To begin with, and in the spirit of “doing things that won’t scale”, when we forgive a bill, what’s going to happen next is this: I’m going to set an irritating personal reminder for Kurt to look into what happened, now and then the day before your next bill, so we can see what’s going wrong. He’s going to hate that, which is the point: our best feature work is driven by Kurt-hate.

Obviously, if you’re rubbing your hands together excitedly over the opportunity this policy presents, then, well, not so much with the fellow-feeling. We reserve the right to cut you off.

Support For Developers, By Developers

Explicit Accident Forgiveness is just one thing we like about Support at Fly.io.

Go find out!  

What’s Next: Accident Protection

We think this is a pretty good first step. But that’s all it is.

We can do better than offering you easy refunds for mistaken deployments and botched CI/CD jobs. What’s better than getting a refund is never incurring the charge to begin with, and that’s the next step we’re working on.

More to come on that billing system.

We built a new billing system so that we can do things like that. For instance: we’re in a position to catch sudden spikes in your month-over-month bills, flag them, and catch weird-looking deployments before we bill for them.

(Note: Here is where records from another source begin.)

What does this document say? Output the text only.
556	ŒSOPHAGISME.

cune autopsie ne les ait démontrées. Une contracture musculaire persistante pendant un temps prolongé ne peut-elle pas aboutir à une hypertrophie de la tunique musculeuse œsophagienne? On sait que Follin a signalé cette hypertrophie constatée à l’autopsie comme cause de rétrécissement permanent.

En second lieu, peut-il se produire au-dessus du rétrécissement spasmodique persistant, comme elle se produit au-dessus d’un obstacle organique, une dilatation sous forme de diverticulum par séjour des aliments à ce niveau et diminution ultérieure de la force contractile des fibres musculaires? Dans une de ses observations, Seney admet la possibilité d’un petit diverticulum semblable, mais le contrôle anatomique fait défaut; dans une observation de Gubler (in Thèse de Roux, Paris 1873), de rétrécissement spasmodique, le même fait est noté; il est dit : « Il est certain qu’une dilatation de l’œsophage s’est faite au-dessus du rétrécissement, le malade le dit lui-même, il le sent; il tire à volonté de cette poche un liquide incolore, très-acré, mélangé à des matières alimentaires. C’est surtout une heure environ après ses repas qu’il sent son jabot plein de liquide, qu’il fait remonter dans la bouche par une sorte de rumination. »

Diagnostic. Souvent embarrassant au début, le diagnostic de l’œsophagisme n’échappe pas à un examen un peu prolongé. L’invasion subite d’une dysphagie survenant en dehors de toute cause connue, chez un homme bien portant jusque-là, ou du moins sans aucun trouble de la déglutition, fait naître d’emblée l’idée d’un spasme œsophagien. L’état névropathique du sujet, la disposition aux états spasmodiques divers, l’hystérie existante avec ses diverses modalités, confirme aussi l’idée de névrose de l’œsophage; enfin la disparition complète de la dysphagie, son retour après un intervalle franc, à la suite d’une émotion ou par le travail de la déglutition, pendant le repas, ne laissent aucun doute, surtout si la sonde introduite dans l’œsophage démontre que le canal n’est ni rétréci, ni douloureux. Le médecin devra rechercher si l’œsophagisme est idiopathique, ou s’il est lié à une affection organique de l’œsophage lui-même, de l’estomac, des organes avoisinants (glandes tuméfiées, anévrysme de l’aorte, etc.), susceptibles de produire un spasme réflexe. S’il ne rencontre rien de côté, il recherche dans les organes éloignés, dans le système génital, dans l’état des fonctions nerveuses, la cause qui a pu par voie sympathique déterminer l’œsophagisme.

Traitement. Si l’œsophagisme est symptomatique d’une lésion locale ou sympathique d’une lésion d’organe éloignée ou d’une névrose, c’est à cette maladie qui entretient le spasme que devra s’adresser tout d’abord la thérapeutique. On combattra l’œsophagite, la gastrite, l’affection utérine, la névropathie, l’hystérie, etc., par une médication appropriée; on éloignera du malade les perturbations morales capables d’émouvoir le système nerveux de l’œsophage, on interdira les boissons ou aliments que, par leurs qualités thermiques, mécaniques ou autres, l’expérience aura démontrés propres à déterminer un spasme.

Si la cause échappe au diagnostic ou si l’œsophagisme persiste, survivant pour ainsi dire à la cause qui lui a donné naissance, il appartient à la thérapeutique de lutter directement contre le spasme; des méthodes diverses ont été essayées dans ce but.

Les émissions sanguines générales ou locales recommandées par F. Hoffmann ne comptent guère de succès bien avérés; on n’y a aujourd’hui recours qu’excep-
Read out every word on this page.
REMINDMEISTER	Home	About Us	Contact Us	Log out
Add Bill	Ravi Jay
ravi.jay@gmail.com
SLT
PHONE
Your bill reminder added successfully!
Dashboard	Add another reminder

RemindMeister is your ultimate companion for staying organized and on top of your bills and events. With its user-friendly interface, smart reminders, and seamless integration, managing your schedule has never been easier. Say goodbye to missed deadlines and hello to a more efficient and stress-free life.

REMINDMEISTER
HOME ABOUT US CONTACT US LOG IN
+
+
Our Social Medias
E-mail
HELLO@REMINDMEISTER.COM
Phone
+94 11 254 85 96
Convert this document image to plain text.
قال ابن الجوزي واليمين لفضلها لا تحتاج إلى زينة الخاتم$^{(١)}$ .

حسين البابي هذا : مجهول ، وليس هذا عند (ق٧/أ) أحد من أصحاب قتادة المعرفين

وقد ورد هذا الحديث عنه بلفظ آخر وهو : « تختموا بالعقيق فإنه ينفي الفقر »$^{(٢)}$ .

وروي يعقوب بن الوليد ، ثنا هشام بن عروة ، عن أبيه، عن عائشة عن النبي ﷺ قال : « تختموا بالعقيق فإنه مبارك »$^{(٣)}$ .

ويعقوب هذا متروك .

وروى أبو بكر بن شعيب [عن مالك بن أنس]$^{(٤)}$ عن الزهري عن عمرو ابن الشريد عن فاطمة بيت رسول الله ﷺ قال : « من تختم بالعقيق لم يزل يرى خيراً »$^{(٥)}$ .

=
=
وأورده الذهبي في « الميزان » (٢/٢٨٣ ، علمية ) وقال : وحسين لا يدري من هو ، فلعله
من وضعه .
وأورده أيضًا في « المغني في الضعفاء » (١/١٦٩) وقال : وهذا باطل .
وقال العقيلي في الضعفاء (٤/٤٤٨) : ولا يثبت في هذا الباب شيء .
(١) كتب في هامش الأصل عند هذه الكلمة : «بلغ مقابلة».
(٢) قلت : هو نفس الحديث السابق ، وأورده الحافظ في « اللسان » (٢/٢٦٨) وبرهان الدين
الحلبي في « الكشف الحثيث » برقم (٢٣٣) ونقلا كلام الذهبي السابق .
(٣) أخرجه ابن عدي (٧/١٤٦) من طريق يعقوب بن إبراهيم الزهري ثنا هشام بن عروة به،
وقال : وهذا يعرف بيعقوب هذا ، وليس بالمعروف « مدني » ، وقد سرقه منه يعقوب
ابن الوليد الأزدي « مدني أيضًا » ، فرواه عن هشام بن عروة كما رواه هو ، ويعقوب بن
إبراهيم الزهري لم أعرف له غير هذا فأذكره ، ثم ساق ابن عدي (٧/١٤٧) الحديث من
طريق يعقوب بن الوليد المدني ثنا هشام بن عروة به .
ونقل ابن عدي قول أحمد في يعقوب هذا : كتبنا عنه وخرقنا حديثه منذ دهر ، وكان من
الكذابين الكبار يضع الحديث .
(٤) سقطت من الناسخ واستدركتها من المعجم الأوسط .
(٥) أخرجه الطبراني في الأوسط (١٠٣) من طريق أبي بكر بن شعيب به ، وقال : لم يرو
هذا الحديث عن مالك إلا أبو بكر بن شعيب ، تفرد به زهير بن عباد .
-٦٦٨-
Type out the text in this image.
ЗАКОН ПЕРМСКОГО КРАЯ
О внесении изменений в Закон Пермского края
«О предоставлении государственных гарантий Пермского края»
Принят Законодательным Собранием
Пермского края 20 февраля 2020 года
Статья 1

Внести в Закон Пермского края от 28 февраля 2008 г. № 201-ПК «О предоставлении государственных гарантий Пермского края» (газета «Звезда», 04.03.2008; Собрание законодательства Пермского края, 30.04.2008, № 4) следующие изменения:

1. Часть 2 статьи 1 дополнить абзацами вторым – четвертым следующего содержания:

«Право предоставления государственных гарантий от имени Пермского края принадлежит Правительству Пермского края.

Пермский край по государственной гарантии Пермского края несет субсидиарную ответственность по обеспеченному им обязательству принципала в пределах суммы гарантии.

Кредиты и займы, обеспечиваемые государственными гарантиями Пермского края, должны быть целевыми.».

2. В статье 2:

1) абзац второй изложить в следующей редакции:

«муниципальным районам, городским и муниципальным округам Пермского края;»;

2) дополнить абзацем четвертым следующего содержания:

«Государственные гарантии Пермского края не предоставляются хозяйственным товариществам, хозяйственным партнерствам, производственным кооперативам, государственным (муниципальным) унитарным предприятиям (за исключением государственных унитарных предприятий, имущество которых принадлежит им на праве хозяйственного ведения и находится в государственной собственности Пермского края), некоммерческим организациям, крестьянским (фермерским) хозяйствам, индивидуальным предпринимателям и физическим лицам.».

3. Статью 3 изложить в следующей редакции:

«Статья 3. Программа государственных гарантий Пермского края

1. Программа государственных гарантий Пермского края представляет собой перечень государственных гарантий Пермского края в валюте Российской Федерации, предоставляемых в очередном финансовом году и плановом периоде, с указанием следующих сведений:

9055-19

Another thing we rebuilt billing for is reserved pricing. Already today you can get a steep discount from us reserving blocks of compute in advance. The trick to taking advantage of reserved pricing is confidently predicting a floor to your usage. For a lot of people, that means fighting feelings of loss aversion (nobody wants to get gym priced!). So another thing we can do in this same vein: catch opportunities to move customers to reserved blocks, and offer backdated reservations. We’ll figure this out too.

Someday, when we’re in a monopoly position, our founders have all been replaced by ruthless MBAs, and Kurt has retired to farm coffee beans in lower Montana, we may stop doing this stuff. But until that day this is the right choice for our business.

Meanwhile: like every public cloud, we provision our own hardware, and we have excess capacity. Your messed-up CI/CD jobs didn’t really cost us anything, so if you didn’t really want them, they shouldn’t cost you anything either. Take us up on this! We love talking to you.